M. M. Newell
BADIA A SETTIMO
But suddenly, on a crisp spring morning, a quick turn from a narrow street gives us a vision of the hills, olive-grey, brown, and purple—hills with the Apennine heights beyond. The spell is broken, our hearts burn for the "spring running," and, as in old Chaucer's day, "Then longen folk to go on pilgrimage." We have the old poet's authority that England's Spring came in April, but to us in Tuscany this year she appeared by the middle of January, and has never for a day turned her face, coming safely through the "ides of March," even to the end of April in almost continuous sunshine and ever-increasing bloom.
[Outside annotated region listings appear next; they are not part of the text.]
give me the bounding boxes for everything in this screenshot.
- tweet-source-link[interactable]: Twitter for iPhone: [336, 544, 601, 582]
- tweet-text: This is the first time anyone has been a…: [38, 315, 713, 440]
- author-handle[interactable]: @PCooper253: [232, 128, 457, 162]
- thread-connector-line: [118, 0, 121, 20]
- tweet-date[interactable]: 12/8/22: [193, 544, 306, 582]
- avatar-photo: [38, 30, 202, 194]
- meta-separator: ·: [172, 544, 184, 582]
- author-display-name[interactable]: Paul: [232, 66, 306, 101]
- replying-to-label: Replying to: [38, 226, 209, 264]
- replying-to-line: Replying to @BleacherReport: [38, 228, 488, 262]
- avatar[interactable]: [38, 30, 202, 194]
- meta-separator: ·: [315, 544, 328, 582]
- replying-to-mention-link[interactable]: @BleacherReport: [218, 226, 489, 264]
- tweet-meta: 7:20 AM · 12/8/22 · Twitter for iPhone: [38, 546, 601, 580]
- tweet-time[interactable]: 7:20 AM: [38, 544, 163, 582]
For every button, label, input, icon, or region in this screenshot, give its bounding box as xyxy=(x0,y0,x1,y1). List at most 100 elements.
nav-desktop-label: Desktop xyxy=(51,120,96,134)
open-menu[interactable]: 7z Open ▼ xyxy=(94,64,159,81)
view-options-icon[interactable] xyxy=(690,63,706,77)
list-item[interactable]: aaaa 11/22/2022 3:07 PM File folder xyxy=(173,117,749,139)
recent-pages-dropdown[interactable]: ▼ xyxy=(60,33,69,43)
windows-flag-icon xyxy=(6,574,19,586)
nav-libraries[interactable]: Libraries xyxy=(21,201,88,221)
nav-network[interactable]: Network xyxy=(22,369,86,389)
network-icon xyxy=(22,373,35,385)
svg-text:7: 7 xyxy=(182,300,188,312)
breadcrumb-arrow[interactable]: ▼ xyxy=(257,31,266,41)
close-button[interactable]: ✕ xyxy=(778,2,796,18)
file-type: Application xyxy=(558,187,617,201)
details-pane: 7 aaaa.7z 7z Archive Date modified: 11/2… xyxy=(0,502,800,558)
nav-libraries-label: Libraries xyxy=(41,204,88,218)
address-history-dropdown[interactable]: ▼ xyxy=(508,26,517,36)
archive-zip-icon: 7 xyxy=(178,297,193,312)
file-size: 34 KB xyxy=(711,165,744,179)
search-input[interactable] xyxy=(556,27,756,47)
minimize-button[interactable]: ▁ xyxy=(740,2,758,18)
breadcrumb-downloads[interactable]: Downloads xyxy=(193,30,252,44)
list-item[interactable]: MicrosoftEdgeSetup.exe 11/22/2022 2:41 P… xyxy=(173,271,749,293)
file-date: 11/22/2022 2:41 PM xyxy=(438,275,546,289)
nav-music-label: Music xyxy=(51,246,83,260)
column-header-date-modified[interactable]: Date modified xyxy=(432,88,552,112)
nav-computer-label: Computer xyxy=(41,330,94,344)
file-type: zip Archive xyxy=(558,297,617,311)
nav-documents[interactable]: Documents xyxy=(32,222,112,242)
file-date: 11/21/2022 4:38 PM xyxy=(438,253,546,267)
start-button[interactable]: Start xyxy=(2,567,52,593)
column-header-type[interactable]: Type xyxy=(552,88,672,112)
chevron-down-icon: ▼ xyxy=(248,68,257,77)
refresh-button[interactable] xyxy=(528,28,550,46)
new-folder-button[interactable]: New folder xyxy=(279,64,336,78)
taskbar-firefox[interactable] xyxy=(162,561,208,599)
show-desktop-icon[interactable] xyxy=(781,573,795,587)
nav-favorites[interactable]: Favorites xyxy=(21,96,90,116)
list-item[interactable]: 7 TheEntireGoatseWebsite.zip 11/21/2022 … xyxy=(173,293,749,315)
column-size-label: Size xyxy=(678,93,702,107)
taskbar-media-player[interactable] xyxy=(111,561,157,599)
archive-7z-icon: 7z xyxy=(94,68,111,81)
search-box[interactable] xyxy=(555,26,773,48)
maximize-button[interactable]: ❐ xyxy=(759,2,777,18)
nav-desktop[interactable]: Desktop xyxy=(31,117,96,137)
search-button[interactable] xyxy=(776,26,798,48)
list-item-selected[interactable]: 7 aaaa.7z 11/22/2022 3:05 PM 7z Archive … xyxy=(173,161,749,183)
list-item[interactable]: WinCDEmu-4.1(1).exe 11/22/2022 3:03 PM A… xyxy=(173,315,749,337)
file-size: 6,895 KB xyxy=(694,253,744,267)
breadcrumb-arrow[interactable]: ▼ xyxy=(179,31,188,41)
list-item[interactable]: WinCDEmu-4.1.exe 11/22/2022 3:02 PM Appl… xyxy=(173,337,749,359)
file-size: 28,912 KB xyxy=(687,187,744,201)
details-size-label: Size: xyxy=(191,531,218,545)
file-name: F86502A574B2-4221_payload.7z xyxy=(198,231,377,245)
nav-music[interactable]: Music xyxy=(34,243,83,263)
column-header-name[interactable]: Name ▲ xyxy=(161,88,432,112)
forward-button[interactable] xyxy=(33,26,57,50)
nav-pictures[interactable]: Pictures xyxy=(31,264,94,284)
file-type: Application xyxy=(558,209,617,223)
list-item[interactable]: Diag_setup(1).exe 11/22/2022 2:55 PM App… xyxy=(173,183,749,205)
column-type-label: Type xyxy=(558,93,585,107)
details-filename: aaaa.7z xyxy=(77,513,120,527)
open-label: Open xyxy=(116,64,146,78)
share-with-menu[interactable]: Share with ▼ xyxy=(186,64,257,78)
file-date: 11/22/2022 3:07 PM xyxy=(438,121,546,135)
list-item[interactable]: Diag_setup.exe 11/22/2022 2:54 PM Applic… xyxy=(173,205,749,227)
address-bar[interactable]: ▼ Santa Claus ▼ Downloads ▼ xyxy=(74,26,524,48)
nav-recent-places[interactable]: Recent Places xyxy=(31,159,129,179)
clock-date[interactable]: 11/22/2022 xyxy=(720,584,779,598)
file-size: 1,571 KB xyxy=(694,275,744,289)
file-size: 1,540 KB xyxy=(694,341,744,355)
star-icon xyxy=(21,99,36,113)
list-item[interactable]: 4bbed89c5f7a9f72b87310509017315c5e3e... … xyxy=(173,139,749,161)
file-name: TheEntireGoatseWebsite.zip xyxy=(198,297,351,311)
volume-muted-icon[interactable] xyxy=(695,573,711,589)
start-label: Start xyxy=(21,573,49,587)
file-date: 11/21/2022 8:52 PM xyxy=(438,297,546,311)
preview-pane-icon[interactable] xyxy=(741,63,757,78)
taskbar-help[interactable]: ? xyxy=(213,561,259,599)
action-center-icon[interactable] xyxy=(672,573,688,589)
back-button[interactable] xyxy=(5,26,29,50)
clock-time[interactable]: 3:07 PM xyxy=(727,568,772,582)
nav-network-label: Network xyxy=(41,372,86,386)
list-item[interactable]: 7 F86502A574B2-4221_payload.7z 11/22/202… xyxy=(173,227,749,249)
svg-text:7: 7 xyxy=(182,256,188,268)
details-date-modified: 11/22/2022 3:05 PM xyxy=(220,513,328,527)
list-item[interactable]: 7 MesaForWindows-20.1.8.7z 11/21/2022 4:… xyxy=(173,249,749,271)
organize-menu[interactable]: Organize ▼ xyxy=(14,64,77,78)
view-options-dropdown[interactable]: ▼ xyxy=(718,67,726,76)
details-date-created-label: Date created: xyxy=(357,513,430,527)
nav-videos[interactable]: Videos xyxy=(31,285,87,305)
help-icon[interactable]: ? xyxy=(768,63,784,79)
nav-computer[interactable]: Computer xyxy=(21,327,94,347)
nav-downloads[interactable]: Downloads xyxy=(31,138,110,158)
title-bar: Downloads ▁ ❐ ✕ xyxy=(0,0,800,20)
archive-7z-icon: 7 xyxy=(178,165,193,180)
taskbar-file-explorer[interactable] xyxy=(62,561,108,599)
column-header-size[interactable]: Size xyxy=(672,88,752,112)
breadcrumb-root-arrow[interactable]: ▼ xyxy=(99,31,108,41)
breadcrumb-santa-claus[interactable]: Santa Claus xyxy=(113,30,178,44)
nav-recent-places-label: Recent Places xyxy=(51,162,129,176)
Blackthorn, almond, and fruit trees, daisies and daffodils, violets and roses, rival each other in bewildering loveliness wherever the eye may turn; out of city gates the paths lie luringly open to hillsides clad with ilex and magnolia, to hidden valleys, and the snow-clad Apennines beyond Vallombrosa.
M. M. Newell
STRAW PLAITERS IN THE MUGNONE
We yearn for unbroken space with no dome but the blue above, no tower but the stately cypress; our resolution is quickly taken to climb out of Val d'Arno, and slip over yonder delectable heights into the Mugello. Diligence and tram are too slow for our patience; therefore, at the easy hour of nine, on a clear, sunny morning, we leave the city by the Florence and Faenza railway, run through the pretty valley of the Mugnone, pass the stone-quarries close under the northern flank of steep Fiesole, discover a world of beauty unknown to us before, dash in and out of tunnels, catching flying glimpses of a broken countryside, grey-walled towns, and bosky slopes; thus pushing northward for half a dozen miles, where the line loops back toward the south, and gives us once more, and from a greater height, the charming view of Fiesole's northern slope. Now the railroad rises rapidly by well-built viaducts, galleries, and tunnels to Vaglia, only nine miles from Florence, as the crow flies, then passes swiftly over the ridge which separates the valleys of the Arno and Mugnone from the Mugello region.